La sphinge s'anima. Elle éclaircit sa voix, sombre et ténébreuse puis déclara d'un ton très profond :

"Je suis l'énigme du passage. Répondez à ma…"

"Sois pas idiote, tu pourrais utiliser tes dents."

"Oh miam : ça me ferait un excellent p'tit déj."

"C'est plein de fer, en plus... Mais ça manquerait de ketchup."

"JE SUIS L'ÉNIGME DU PASSAGE !!!" répéta la sphinge avec davantage d'amphase (et en parlant plus fort aussi).

"Nan mais toi, tu mets du ketchup partout ! Et surtout là où ça ne va pas du tout..."

"Bah c'est mieux que de se foutre des tâches de sang partout. Tu peux pas éviscérer un truc sans asperger tout la pièce !"

"HÉ HO !!! Je vous dérange, peut-être ?!" s'énerva la sphinge.

"Bah t'es en plein milieu du passage, en fait..."

Oh, on la respectait à une époque. Tellement qu'elle avait l'honneur de garder les monuments pyramidaux des pharaons… Désormais, il n'y avait plus rien à son effigie, elle avait mal négocié l'arrivée du monde moderne. Son ami le Chat avait mieux réussi : à l'époque vénéré, il envahissait les réseaux d'Internet comme autant de toile d'araignée dans chaque maison respectable. Oh et quand Môsieur chie dans une boîte, l'Humain ramasse.

"ET QUI NETTOIE MON CACA ?! Je vous le demande !" pleurnicha-t-elle après tout son discours.

"Ça va aller, Madame. On est là, nous..."

"M… merci."

"C'est 370£ la séance, par contre." rajouta Michael. "Enfin plutôt 369,99£, soyons précis : c'est important les p'tites pièces."

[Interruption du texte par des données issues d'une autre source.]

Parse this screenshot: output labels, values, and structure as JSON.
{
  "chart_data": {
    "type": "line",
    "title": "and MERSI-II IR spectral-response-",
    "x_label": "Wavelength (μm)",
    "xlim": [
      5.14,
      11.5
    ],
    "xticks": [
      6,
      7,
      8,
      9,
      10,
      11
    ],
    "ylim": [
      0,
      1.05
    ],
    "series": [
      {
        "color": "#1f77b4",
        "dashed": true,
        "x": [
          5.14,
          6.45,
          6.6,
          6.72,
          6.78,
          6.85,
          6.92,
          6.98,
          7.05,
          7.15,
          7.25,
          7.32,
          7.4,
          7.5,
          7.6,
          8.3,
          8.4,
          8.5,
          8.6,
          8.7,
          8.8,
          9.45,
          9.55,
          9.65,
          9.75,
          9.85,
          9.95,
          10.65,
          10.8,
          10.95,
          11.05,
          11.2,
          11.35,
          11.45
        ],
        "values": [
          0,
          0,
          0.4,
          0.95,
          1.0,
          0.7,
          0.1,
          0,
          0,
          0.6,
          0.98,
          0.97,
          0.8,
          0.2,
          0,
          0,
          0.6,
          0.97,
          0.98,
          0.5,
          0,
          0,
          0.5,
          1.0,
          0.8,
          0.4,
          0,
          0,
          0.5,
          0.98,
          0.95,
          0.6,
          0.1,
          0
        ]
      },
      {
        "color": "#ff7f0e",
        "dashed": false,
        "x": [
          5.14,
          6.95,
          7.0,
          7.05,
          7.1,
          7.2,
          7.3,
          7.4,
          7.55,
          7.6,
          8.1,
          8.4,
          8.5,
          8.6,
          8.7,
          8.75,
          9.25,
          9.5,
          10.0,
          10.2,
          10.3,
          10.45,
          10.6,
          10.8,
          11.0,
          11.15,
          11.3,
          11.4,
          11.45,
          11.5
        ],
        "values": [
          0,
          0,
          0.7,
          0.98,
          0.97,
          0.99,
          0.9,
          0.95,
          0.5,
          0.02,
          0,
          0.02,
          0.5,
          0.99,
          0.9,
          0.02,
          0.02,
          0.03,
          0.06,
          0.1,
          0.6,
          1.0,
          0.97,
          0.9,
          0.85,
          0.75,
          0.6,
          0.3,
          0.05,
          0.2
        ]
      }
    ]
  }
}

"Oh ? Bah c'est pas donné mais bon... C'est ça le monde moderne."

"Yep."

"Tenez, mes bras sont sculptés dans mon corps mais j'ai l'argent dans ma poche en pierre." et ils divisèrent leur salaire en deux, pour cinq minutes de consultation, ils devraient peut-être s'intéresser aux études de médecine psychiatriques. "Puis-je vous poser mon énig…"

"L'homme." répondit Michael.

"Ah." elle semblait embêtée mais c'était la bonne réponse donc y'avait rien à dire. "Je reviendrai vous voir les mercredi à 16h45 pour ma séance, ça m'a fait du bien."

"Ouais ouais, bien sûr. Ouvre le passage, on veut juste sortir, nous."

"MERCIII POUR TOUT !!!" hurla-t-elle en rentrant dans le sol dans un tremblement de terre.